The demand and cost of healthcare services continues to increase at a relentless pace. For many physicians and health systems, they are scrutinized by governing bodies, commercial payers, and “consumer-minded” patients to decrease the cost of care while maintaining its overall quality. Global healthcare costs account for roughly 10% of the global GDP and continue to increase in GDP spending at a more rapid rate compared to the growth of most economies.
The U.S. healthcare system has historically been the “bull in the china shop,” with health spending approaching an estimated 20% of GDP by 2027, according to Centers for Medicare & Medicaid Services (CMS).2 Geographic regions with aging and chronically ill populations exacerbate the disparity between patients with a high severity of illness that consume healthcare to patients who are paying for healthcare, perpetuating the draining of our health systems.
A provider network of 2,000 physicians operating in multiple states in the western United States responded to the commercial and federal payer push to shift from fee-for-service plans to performance-based payment models that accentuate observance to outcomes, high-quality processes, and the overall patient experience.
Fee-for-service (also referred to as volume-based medicine) was the foremost inherent barrier to achieving cost containment.

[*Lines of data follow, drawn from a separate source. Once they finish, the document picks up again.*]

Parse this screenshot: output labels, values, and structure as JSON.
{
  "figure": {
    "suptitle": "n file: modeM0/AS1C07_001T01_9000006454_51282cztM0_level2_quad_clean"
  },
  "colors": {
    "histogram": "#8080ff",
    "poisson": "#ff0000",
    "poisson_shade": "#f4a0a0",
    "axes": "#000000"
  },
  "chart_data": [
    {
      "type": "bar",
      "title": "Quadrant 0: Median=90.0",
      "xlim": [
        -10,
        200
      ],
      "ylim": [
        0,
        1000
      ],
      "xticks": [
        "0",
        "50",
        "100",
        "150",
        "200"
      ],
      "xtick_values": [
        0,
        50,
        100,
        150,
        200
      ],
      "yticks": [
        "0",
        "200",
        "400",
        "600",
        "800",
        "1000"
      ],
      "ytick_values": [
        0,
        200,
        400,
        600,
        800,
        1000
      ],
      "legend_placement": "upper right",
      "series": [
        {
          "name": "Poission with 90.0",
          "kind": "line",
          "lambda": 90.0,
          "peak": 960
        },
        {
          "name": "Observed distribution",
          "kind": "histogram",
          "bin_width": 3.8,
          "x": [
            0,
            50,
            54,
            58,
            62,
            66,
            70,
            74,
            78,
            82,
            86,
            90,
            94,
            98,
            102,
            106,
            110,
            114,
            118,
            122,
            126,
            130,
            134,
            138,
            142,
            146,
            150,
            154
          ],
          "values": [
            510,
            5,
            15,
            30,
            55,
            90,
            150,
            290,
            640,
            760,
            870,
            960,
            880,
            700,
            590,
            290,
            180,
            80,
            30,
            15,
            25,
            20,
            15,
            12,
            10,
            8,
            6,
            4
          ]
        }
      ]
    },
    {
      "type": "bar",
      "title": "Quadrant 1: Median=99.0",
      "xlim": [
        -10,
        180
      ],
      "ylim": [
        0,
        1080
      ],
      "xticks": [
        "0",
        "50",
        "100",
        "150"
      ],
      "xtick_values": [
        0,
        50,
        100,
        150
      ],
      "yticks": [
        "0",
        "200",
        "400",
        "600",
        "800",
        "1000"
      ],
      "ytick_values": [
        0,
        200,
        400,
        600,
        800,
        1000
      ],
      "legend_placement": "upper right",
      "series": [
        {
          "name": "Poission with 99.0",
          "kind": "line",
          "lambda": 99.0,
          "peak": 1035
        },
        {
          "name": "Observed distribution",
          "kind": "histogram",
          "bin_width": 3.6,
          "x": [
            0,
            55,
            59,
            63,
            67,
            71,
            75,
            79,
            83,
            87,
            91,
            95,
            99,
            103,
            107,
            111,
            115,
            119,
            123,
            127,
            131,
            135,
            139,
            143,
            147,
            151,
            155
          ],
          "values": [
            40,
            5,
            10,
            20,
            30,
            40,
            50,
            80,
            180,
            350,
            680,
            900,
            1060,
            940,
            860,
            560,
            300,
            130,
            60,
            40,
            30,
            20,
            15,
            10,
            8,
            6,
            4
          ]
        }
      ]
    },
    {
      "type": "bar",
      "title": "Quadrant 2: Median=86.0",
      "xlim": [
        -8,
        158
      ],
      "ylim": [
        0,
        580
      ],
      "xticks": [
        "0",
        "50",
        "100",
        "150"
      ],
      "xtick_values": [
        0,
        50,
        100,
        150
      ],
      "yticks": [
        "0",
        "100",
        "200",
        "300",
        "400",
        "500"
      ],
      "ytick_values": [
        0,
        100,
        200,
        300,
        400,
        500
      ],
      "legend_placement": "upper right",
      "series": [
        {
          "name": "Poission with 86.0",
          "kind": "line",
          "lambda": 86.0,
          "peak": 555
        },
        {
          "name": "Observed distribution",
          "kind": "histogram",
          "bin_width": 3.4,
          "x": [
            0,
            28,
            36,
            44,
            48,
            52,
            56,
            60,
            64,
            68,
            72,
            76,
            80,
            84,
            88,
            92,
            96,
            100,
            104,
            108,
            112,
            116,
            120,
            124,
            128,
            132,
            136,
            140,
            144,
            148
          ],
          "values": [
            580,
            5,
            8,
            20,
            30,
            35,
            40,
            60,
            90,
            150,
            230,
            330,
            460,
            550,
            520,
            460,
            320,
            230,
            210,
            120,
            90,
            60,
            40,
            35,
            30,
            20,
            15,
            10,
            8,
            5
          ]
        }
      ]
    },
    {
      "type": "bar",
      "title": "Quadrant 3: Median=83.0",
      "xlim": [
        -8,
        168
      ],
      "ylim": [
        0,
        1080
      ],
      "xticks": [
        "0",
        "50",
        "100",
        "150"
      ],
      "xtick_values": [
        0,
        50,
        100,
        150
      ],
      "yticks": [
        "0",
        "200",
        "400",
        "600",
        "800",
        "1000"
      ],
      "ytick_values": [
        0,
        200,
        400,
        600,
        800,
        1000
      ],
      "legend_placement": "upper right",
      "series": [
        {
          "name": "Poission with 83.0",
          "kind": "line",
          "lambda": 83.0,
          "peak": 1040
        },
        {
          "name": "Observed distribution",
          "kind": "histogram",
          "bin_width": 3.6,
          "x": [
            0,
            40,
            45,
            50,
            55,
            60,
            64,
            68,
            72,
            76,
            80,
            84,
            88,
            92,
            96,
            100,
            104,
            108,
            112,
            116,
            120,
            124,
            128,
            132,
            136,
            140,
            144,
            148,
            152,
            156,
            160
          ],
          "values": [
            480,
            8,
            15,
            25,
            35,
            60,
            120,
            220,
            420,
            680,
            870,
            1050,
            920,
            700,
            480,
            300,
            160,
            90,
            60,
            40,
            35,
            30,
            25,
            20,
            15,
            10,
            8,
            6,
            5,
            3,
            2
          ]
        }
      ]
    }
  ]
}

Integrating an immediate adoption of value-based payment models became the highest priority for the organization. Using a proprietary risk (severity of chronic illnesses) stratification model, the providers collaborated with payers leveraging beneficiary data to slowly force the payer’s agreement to a shared risk distribution reimbursement model.
This bodes well for the providers who are on the front lines of hyper-aware consumer-minded patients who were shopping plans and publicizing their dissatisfaction with volume-based reimbursement.
Year one was met with scrutiny from the plans who struggled to see the economic gain in the new shared-risk model. Years two and three were focused on the adoption of quality controls that enhanced the overall patient experience. The new provider-payer-patient contract focused on a payment model that forced care pathways and cost-conscious behaviors at all levels. These included, but were not limited to, prospective clinical reviews and reimbursement analysis to optimize access to care, authorizations and eligibility, care continuum support, and drug therapy costs.
With a proof of concept that met the fiscal, operational, and quality thesis, the providers looked to social determinants of health as the new wave of innovation to significantly reduce cost, improve outcomes, and avert acute clinical interventions. A shift to value-based medicine with integration of SDoH addressed the unmet needs of the local participating beneficiaries and strengthened the community ecosystem.
The societal impact of having a provider network and payer collaboration that was willing to finance and hedge the overall risk of a patient’s health outcomes spread like wildfire throughout the region. Overall enrollments tripled from years one to three and continue to grow. Noncommunicable chronic diseases, (such as COPD, cardiovascular disease, CAD, DM, hypertension), began to decrease as systemic lifestyle changes prevented acute adverse events related to each disease from occurring.
As costs continue to climb, aligning provider-payer incentives across a diverse dichotomy of beneficiaries will help achieve scale. This population health model is a hybrid of technology investments, ecosystem support, clinical competency, and patient-provider-payer stakeholder collaboration to reach the triple aim of patient experience, overall health, and controlling costs.